Le cofinancement de la formation professionnelle continue permet aux entreprises du secteur privé luxembourgeois d'obtenir une aide financière de l'État pour leurs investissements en formation. Cette aide s'élève à 15 % du coût de l'investissement annuel, avec une majoration portant le taux à 35 % pour le coût salarial des salariés sans diplôme reconnu (ancienneté < 10 ans) ou âgés de plus de 45 ans.

L'investissement éligible est plafonné selon la taille de l'entreprise : 20 % de la masse salariale pour 1-9 salariés, 3 % pour 10-249 salariés, et 2 % pour plus de 249 salariés. Les formations obligatoires légales pour professions réglementées sont exclues du dispositif. L'État prend en charge 500 euros de frais de constitution du dossier.

La demande doit être introduite auprès de l'INFPC au plus tard le 31 mai suivant la clôture de l'exercice, avec décompte financier, pièces justificatives, avis de la délégation du personnel et certificats de masse salariale. Toute demande tardive est irrecevable sans possibilité de prolongation.

Définition

Le cofinancement de la formation professionnelle continue est un dispositif d'aide financière publique institué par les articles L.542-1 à L.542-19 du Code du travail luxembourgeois. Il vise à soutenir le développement des compétences des salariés en permettant aux entreprises privées de bénéficier d'un remboursement partiel de leurs investissements en formation.

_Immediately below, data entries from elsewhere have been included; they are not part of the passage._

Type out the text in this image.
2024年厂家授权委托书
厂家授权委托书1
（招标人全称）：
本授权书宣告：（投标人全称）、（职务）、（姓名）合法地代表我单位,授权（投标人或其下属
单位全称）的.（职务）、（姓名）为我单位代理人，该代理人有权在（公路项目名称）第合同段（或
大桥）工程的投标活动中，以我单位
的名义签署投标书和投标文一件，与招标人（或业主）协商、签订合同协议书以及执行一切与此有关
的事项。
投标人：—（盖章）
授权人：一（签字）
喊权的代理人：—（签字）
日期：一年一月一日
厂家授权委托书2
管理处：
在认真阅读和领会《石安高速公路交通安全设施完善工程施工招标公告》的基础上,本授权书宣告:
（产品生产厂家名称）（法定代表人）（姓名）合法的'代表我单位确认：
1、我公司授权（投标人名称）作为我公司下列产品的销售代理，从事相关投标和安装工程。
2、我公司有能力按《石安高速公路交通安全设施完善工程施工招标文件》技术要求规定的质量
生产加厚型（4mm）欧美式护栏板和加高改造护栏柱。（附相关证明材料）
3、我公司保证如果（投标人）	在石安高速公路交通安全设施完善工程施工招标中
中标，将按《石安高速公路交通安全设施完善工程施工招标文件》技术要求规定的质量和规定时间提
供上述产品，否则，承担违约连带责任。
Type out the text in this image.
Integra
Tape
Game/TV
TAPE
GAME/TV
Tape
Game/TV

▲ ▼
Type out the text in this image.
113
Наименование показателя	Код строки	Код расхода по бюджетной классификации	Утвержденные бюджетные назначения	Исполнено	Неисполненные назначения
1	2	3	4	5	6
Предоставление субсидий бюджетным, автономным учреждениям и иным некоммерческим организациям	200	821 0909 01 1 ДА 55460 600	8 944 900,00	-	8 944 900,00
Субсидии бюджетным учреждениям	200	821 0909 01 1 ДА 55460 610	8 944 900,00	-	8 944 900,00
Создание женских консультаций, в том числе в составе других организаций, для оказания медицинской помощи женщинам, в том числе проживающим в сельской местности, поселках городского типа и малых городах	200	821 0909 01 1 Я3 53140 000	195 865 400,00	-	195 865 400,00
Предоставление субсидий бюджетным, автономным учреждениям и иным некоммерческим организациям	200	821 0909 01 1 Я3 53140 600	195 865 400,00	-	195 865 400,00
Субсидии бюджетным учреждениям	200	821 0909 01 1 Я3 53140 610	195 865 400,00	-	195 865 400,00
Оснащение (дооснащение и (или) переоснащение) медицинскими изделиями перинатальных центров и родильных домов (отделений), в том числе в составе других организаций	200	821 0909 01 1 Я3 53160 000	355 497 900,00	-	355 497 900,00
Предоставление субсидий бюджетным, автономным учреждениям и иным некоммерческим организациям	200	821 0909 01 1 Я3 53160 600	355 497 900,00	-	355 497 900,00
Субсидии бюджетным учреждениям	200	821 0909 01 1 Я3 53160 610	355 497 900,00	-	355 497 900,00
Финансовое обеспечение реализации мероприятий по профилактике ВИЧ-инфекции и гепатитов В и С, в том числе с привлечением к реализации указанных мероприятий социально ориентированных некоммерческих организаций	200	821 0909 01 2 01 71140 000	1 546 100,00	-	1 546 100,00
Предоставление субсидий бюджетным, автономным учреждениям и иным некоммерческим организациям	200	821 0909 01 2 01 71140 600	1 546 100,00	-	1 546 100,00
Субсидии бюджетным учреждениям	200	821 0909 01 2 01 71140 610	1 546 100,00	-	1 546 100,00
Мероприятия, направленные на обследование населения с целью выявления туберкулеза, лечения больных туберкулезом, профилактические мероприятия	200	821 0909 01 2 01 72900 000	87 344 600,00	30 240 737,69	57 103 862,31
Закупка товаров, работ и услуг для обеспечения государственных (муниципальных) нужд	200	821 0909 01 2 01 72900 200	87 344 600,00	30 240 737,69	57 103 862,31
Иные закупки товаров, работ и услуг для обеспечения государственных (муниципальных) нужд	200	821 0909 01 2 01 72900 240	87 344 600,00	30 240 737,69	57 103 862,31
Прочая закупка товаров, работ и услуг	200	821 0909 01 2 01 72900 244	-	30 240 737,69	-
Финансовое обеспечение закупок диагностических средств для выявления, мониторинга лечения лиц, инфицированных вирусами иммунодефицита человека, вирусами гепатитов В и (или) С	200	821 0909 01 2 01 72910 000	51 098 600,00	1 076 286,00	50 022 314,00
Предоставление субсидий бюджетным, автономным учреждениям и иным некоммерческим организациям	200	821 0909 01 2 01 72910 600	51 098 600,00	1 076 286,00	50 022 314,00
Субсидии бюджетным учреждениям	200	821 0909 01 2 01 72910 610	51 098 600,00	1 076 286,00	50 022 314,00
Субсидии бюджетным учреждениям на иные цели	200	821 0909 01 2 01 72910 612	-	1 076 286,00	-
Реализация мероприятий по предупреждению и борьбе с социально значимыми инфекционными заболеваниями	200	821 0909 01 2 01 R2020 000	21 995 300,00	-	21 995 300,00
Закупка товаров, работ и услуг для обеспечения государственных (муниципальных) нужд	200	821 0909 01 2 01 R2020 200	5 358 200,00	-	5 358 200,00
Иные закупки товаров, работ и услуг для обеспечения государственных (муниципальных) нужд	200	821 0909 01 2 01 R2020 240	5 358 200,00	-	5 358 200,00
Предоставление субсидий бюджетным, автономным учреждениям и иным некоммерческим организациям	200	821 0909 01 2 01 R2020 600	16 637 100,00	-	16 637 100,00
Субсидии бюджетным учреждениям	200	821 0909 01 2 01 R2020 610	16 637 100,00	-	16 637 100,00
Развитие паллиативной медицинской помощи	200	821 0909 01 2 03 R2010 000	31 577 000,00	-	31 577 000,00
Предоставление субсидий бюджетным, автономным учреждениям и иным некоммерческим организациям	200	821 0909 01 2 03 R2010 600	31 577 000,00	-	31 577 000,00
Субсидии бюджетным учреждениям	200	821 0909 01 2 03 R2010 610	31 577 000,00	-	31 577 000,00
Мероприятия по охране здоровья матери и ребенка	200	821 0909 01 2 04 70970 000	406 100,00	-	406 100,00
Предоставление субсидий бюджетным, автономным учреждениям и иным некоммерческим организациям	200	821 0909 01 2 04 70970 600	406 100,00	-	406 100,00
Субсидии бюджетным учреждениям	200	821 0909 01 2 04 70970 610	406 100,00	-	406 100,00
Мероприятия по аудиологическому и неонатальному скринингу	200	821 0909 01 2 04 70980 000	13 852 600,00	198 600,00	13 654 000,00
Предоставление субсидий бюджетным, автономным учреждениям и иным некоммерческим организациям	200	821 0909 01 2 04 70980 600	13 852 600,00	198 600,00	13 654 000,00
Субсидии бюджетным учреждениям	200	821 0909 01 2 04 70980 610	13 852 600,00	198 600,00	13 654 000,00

Ce dispositif s'inscrit dans le cadre plus large de la formation professionnelle continue, définie comme un processus permettant d'acquérir, maintenir ou étendre des connaissances et aptitudes professionnelles, de les adapter aux exigences sociales et technologiques, ou d'obtenir une promotion professionnelle. La gestion administrative du cofinancement est assurée par l'Institut national pour le développement de la formation professionnelle continue (INFPC), établissement public sous tutelle du Ministère de l'Éducation nationale, de l'Enfance et de la Jeunesse.

Questions fréquentes

Comment l'INFPC calcule-t-il le montant du cofinancement accordé à une entreprise ?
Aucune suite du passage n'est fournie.